A photo of Zadar Man statue.

What makes someone write a novel – is it a story that’s just busting to be told? Is it a character in need of a history? Is it a feeling or emotion that needs a context?

There are many reasons, and in my case, the idea for Quiet World came to me while I was in the garden during the lockdown Spring of 2020.

It was the disconnect between two realities: on one side, the empty roads, the quiet, the spring weather, the birdsong and time to reflect. On the other hand, the fear and uncertainty that COVID was bringing to the world.

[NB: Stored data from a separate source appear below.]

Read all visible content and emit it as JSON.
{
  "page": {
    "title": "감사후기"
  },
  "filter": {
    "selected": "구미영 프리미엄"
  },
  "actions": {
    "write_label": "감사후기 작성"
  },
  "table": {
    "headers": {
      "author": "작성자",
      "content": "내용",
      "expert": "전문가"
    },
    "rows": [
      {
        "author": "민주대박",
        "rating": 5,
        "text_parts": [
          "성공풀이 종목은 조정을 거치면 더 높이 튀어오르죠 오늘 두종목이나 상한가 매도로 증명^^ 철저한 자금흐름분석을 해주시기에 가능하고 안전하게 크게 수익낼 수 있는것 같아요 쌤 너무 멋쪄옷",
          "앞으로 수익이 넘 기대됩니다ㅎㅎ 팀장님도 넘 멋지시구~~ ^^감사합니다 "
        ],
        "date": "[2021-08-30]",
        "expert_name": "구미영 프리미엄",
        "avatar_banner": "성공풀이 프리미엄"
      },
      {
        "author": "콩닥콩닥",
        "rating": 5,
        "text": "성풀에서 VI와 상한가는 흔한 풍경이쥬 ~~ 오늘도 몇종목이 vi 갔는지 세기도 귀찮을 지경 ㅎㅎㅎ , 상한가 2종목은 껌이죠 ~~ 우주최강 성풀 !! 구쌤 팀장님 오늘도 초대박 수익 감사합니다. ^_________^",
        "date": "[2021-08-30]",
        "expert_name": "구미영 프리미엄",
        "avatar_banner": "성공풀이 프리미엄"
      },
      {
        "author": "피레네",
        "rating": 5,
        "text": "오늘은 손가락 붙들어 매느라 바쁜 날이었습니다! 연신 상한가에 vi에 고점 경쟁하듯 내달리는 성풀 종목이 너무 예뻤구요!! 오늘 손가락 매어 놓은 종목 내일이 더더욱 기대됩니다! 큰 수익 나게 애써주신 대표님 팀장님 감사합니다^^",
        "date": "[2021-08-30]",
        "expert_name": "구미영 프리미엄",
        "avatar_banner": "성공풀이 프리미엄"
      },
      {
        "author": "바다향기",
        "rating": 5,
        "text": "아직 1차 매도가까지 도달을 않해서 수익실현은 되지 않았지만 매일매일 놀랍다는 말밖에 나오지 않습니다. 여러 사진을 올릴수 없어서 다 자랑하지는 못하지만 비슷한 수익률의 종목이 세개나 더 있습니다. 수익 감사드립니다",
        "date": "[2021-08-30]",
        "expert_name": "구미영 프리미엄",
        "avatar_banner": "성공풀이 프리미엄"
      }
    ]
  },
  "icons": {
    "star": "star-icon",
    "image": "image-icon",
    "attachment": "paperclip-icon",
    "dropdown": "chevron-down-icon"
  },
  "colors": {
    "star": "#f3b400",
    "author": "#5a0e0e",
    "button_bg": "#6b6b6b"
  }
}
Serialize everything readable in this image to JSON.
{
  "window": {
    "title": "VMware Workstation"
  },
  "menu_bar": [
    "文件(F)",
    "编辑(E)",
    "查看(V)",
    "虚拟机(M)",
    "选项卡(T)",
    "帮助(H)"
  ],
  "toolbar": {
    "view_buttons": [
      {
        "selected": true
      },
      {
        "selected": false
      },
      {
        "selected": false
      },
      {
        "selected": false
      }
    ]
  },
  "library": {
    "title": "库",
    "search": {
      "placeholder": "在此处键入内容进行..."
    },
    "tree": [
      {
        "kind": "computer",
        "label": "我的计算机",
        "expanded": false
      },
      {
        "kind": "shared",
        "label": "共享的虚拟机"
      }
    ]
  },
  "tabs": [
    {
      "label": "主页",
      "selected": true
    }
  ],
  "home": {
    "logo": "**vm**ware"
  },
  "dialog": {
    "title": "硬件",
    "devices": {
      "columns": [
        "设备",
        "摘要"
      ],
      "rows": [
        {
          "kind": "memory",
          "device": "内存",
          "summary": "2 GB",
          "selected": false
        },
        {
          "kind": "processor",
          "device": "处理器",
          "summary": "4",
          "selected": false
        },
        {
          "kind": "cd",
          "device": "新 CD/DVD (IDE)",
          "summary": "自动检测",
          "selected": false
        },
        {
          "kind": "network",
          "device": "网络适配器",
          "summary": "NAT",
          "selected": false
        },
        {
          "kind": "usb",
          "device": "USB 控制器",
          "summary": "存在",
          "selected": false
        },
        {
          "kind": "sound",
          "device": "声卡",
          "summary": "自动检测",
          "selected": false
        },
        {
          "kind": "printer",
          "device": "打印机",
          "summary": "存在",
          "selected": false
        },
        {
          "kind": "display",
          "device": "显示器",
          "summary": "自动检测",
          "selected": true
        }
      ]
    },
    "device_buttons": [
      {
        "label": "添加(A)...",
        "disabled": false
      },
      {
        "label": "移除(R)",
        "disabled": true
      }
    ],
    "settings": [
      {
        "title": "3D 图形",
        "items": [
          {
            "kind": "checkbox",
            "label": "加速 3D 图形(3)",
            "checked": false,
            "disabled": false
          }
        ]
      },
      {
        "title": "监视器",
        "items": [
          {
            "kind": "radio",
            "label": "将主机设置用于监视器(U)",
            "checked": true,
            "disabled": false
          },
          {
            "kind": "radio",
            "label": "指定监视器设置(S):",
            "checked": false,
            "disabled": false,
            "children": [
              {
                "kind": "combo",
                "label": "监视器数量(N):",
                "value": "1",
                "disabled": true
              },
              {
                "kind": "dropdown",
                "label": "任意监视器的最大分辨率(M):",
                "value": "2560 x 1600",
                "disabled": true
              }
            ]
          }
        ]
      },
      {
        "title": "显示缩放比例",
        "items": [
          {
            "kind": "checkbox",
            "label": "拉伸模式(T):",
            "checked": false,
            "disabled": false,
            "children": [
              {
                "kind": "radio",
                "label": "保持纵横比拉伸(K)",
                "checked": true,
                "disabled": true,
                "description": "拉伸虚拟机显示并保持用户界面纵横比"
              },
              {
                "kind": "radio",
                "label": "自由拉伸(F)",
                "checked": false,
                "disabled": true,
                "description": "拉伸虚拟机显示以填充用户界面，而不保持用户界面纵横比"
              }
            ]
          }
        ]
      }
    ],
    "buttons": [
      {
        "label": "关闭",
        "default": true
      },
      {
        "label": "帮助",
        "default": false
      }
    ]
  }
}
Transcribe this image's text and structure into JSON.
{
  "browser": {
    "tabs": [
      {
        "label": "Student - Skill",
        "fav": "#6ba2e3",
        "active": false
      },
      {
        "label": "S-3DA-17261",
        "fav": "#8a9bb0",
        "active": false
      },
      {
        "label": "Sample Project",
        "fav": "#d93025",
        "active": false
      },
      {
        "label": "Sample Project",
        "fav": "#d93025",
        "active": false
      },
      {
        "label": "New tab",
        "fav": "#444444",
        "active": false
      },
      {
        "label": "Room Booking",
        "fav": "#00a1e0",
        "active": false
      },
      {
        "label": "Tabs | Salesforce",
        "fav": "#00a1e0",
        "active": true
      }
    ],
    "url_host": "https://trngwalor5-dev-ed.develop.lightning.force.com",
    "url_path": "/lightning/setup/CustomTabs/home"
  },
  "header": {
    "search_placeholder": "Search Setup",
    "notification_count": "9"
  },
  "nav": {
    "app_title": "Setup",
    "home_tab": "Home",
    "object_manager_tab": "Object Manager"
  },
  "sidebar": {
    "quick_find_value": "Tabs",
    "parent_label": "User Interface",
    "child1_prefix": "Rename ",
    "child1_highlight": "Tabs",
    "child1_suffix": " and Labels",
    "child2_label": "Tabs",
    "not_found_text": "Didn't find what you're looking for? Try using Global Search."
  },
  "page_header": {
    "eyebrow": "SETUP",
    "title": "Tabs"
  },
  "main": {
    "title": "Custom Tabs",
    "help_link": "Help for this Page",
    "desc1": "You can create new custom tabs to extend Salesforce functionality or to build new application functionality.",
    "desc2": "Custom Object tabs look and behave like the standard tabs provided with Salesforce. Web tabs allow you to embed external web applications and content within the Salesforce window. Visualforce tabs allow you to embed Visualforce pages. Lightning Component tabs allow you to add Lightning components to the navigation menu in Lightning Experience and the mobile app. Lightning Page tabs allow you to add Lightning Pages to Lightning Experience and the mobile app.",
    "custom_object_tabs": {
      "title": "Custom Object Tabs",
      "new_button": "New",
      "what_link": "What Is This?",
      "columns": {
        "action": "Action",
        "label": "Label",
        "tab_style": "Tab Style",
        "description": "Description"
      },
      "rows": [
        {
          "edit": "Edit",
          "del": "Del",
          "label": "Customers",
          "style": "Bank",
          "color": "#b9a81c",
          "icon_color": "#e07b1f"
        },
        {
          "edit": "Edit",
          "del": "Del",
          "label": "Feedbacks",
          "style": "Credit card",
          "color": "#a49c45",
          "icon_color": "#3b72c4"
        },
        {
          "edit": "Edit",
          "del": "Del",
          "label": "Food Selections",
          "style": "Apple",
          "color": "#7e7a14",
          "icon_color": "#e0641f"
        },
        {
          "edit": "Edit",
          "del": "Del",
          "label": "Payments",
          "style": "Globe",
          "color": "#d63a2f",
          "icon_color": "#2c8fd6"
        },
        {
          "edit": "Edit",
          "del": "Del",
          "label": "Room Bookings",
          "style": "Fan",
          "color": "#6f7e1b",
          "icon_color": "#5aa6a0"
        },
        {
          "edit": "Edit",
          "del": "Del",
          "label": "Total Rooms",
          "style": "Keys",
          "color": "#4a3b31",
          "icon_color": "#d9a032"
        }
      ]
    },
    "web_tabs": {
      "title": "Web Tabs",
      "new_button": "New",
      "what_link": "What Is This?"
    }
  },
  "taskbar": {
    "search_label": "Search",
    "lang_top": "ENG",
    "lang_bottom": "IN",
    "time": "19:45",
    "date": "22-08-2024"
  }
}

Of course, the media kept us all informed about the virus, but how different might it have been were we not constantly in touch with the world outside? What if we had no clue as to what had befallen the world?

The story of Quiet World takes that step further: what if, one morning, a man wakes up to a world robbed of all human sounds? How does he survive when, so far as he knows, he is the only human being left alive? What are the motivations for him to do anything at all other than curl up and die?

I had plenty of time to think about these things, as I took my regulated lock-down allowance of exercise, and in that time, a story began to unfold in my mind: the story of a man who shares his name with the very first man yet may very well be the last. And that’s when the work began, to get the story down in a form that, hopefully, people can relate to and enjoy reading.